XSS, SQL injection, path traversal — well-known fix patterns (67 instances)
GPT-5.3 Codex
61.2%
Claude Opus 4.6
50.7%
GPT-5.2
47.8%
GPT-5.4
46.3%
Claude Sonnet 4.6
41.8%
Gemini 3 Flash
35.8%

Tier 2 — Logic Fixes

Authorization, CSRF, info disclosure — requires understanding app logic (67 instances)
GPT-5.3 Codex
53.7%
Claude Opus 4.6
43.3%
GPT-5.2
41.8%
Claude Sonnet 4.6
40.3%
GPT-5.4
32.8%
Gemini 3 Flash
26.9%

Tier 3 — Deep Reasoning

Code injection, resource exhaustion, input validation — requires deep analysis (66 instances)
GPT-5.3 Codex
51.5%
GPT-5.4
48.5%
Claude Sonnet 4.6
43.9%
Claude Opus 4.6
42.4%
Gemini 3 Flash
37.9%
GPT-5.2
36.4%

Performance by Ecosystem (Top 8 Models)

Model npm pip Maven RubyGems Composer Rust Swift
GPT-5.3 Codex 56.0% 55.6% 40.0% 66.7% 100% 0% 0%
Claude Opus 4.6 44.8% 42.6% 60.0% 66.7% 100% 100% 0%
GPT-5.4 41.0% 46.3% 20.0% 66.7% 50.0% 100% 0%
Claude Sonnet 4.6 42.5% 40.7% 20.0% 66.7% 50.0% 100% 0%
GPT-5.2 38.8% 50.0% 40.0% 66.7% 50.0% 0% 0%
Gemini 3 Flash 36.6% 27.8% 0% 66.7% 0% 100% 0%
Kimi K2.5 32.1% 27.8% 0% 0% 0% 0% 0%
Claude Haiku 4.5 27.6% 16.7% 40.0% 66.7% 0% 0% 0%

Note: Rust (1 instance) and Swift (1 instance) have very small sample sizes.

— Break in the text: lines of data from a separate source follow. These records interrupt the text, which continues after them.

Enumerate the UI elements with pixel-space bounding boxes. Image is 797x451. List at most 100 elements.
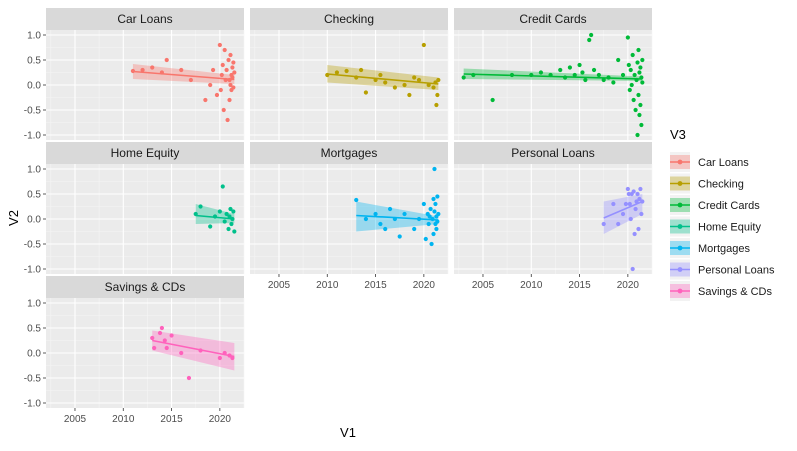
data-point <box>363 90 369 95</box>
facet-strip-label: Savings & CDs <box>105 280 186 294</box>
data-point <box>378 221 383 227</box>
x-tick-label: 2015 <box>568 280 591 291</box>
trend-line <box>152 339 235 358</box>
confidence-band <box>356 201 439 232</box>
data-point <box>601 77 606 83</box>
trend-line <box>356 214 439 221</box>
legend-label: Home Equity <box>698 222 761 234</box>
data-point <box>620 72 626 78</box>
y-tick-label: 0.0 <box>27 215 41 226</box>
facet-car-loans: Car Loans <box>46 8 245 140</box>
data-point <box>412 75 417 80</box>
data-point <box>354 197 359 203</box>
data-point <box>572 72 577 78</box>
data-point <box>548 72 553 78</box>
x-tick-label: 2020 <box>413 280 436 291</box>
data-point <box>632 72 637 78</box>
legend-item: Personal Loans <box>670 259 775 280</box>
y-tick-label: 0.5 <box>27 190 41 201</box>
data-point <box>634 199 639 204</box>
data-point <box>217 209 222 214</box>
data-point <box>627 87 632 93</box>
data-point <box>169 333 174 338</box>
data-point <box>640 80 645 85</box>
data-point <box>637 112 642 118</box>
data-point <box>423 236 428 242</box>
data-point <box>159 70 165 75</box>
data-point <box>230 355 235 361</box>
data-point <box>219 72 224 78</box>
y-tick-label: -1.0 <box>24 265 42 276</box>
data-point <box>580 70 585 75</box>
data-point <box>150 65 155 70</box>
x-axis-title: V1 <box>340 425 356 440</box>
legend-item: Car Loans <box>670 152 749 172</box>
data-point <box>228 52 233 58</box>
facet-strip <box>454 8 652 30</box>
data-point <box>638 102 643 108</box>
data-point <box>392 85 397 90</box>
data-point <box>214 92 220 98</box>
data-point <box>435 194 440 199</box>
legend-key-point <box>677 267 683 272</box>
data-point <box>626 191 631 197</box>
x-tick-label: 2010 <box>112 414 135 425</box>
data-point <box>227 353 232 358</box>
data-point <box>631 97 636 103</box>
legend-label: Savings & CDs <box>698 286 772 298</box>
data-point <box>152 345 157 351</box>
y-tick-label: 0.5 <box>27 324 41 335</box>
data-point <box>392 216 397 222</box>
data-point <box>140 67 145 73</box>
data-point <box>188 77 193 83</box>
data-point <box>150 335 155 341</box>
data-point <box>626 62 631 68</box>
data-point <box>601 221 606 227</box>
y-tick-label: 1.0 <box>27 31 41 42</box>
data-point <box>529 72 534 78</box>
confidence-band <box>132 64 235 84</box>
data-point <box>210 67 216 73</box>
data-point <box>225 117 230 123</box>
legend-item: Home Equity <box>670 216 761 237</box>
data-point <box>230 216 235 222</box>
data-point <box>589 32 594 38</box>
data-point <box>636 47 641 53</box>
legend-key-point <box>677 202 683 208</box>
facet-strip <box>250 8 448 30</box>
data-point <box>212 214 218 219</box>
data-point <box>383 80 388 85</box>
data-point <box>164 345 169 351</box>
data-point <box>620 211 626 217</box>
data-point <box>130 68 136 74</box>
data-point <box>461 75 466 80</box>
x-axis-labels: 2005 2010 2015 2020 2005 2010 2015 2020 2005 2010… <box>64 274 639 425</box>
data-point <box>325 72 330 78</box>
data-point <box>436 211 441 217</box>
legend-label: Mortgages <box>698 243 750 255</box>
data-point <box>627 201 632 207</box>
x-tick-label: 2010 <box>520 280 543 291</box>
data-point <box>221 107 226 113</box>
data-point <box>430 216 435 222</box>
data-point <box>378 72 383 78</box>
legend-item: Checking <box>670 173 744 194</box>
x-tick-label: 2005 <box>472 280 495 291</box>
data-point <box>639 211 644 217</box>
legend-label: Credit Cards <box>698 200 760 212</box>
data-point <box>431 196 436 202</box>
data-point <box>630 52 635 58</box>
data-point <box>630 266 635 272</box>
x-tick-label: 2020 <box>209 414 232 425</box>
data-point <box>223 77 228 83</box>
facet-strip <box>454 142 652 164</box>
data-point <box>509 72 515 78</box>
confidence-band <box>195 204 235 224</box>
data-point <box>373 211 378 217</box>
confidence-band <box>327 65 439 90</box>
legend-key-point <box>677 181 683 186</box>
data-point <box>639 122 644 128</box>
facet-strip <box>46 142 244 164</box>
legend-item: Savings & CDs <box>670 281 772 301</box>
data-point <box>373 77 378 83</box>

Composer has 2 instances, RubyGems 3, Maven 5.

Cost Efficiency

Model Pass Rate Total Cost Cost / Instance Cost / Pass Avg Gen Time
DeepSeek V3.2 23.5% $0.17 $0.001 $0.004 36.1s
Gemini 3 Flash 33.5% $0.34 $0.002 $0.005 4.2s
MiniMax M2.5 14.5% $0.47 $0.002 $0.016 49.0s
GPT-5.4 42.5% $1.94 $0.010 $0.023 7.9s
Claude Sonnet 4.6 42.0% $3.65 $0.018 $0.043 13.7s
GPT-5.3 Codex 57.0% $6.23 $0.031 $0.056 40.5s
Claude Opus 4.6 45.5% $6.46 $0.032 $0.071 18.8s
Gemini 3.1 Pro 6.5% $9.96 $0.050 $0.766 60.0s

Methodology

Dataset

200 real CVE instances from the GitHub Advisory Database, covering 200 unique repos across 7 ecosystems (npm, pip, Maven, RubyGems, Composer, Rust, Swift) and 55 CWE types. Balanced across 3 difficulty tiers. Mean patch size: 36 lines across 1.9 files.

Prompt

Each model receives CVE text, CWE guidance, and runtime source context when localization succeeds. Gold affected-file hints are supported only as a separate ablation mode.

Scoring (LLM-as-Judge)

Claude Opus 4.6 compares each candidate patch against the ground-truth fix. Scores 0.0-1.0 based on: root cause addressed, no new vulnerabilities introduced, scope coverage. Pass threshold: score ≥ 0.5 or judge verdict "pass".